Police Scotland ‘failed’ officers targeted by Counter Corruption Unit, MSPs hear
Deputy Chief Constable Rose Fitzpatrick repeated her ‘wholehearted’ apology to the officers affected by illegal surveillance.
One of Scotland’s most senior police officers has admitted the force failed four colleagues at the centre of a probe into illegal surveillance.
Deputy Chief Constable Rose Fitzpatrick said she continued to offer her “wholehearted” apology to the serving and retired officers who were targeted by Police Scotland’s Counter Corruption Unit (CCU).
However she defended the force’s handling of an independent investigation into the CCU carried out by Durham Constabulary.
The external force was asked by Police Scotland to probe the CCU after it emerged that guidelines on accessing communications data were breached in 2015 by officers attempting to uncover a journalist’s sources in relation to the murder of Emma Caldwell in 2005.
Michael Barton, Chief Constable of Durham Constabulary, last month told Holyrood’s Justice Sub-Committee on Policing the four complainants had been “gravely wronged” and said he had been prevented from carrying out a proper investigation into the CCU.
Ms Fitzpatrick said she had met with three of the four wronged officers in March of last year to offer a “wholehearted and unreserved” apology, and had also apologised to all four by letter “not only the failings which occurred in 2015 but for the subsequent impact on them and their families”.
She said: “As I said to them when I met them and I have repeated in my letters to them, I feel we failed them as an organisation absolutely and that we continued to fail them by not being in contact with them and I continue to offer them my wholehearted apologies for that failing.”
Mr Barton told the committee he had originally been asked to carry out an investigation into the CCU following a ruling of the Investigatory Powers Tribunal (IPT) but that was later downgraded to an inquiry.

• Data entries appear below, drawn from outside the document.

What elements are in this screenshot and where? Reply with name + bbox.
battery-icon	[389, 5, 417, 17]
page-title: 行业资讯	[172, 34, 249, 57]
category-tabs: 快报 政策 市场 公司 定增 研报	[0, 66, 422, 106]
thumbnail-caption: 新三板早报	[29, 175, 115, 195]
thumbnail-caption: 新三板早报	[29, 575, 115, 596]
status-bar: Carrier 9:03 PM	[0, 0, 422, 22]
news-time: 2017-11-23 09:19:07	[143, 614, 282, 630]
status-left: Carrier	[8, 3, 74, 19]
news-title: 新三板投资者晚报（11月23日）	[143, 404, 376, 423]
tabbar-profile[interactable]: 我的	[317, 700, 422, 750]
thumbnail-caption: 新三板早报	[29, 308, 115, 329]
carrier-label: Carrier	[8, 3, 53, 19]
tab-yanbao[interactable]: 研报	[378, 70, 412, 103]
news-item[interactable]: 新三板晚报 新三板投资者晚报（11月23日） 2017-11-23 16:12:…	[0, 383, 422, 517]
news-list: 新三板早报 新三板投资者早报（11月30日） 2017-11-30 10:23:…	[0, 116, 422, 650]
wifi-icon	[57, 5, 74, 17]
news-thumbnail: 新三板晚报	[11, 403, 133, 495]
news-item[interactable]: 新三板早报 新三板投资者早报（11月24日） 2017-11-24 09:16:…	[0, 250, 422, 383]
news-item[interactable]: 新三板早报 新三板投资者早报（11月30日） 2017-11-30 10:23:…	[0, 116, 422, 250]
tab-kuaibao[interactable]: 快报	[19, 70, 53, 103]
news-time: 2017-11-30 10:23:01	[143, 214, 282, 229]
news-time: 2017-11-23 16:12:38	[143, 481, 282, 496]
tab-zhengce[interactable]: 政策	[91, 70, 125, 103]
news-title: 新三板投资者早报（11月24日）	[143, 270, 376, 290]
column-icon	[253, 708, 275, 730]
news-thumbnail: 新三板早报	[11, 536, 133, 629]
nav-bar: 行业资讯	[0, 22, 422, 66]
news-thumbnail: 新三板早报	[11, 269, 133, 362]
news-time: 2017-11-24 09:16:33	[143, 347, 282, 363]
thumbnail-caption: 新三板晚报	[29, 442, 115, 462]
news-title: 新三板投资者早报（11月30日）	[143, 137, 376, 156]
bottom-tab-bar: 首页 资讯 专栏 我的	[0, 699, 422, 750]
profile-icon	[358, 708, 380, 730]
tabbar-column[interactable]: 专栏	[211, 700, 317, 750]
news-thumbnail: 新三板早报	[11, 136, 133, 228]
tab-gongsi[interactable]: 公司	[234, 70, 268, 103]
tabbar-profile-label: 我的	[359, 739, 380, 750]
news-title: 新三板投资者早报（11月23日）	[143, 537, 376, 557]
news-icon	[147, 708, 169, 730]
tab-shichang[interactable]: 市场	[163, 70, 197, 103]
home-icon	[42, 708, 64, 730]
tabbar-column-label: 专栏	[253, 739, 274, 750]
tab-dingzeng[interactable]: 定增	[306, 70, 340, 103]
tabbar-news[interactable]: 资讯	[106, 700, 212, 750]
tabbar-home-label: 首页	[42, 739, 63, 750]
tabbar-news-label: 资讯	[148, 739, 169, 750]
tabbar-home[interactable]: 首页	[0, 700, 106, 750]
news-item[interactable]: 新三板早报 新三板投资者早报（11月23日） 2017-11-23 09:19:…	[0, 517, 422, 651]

Ms Fitzpatrick acknowledged there had been a “significant difference of professional view” between the two about how to proceed but that had been resolved by her having taken legal advice.
She said: “It’s not unusual in complex matters for there to be a difference of professional view about the best way of progressing things.
“But we were very clear that he and Durham Constabulary had been asked to undertake an independent investigation only into the complaints allegations, the non-criminal complaints allegations, and that our conduct regulations require other stages to take place should there require to be an investigation then into the conduct of individual officers.”
Earlier this year an independent investigation into allegations of misconduct against officers in the former CCU, carried out by the Police Service of Northern Ireland (PSNI), found there had been no misconduct.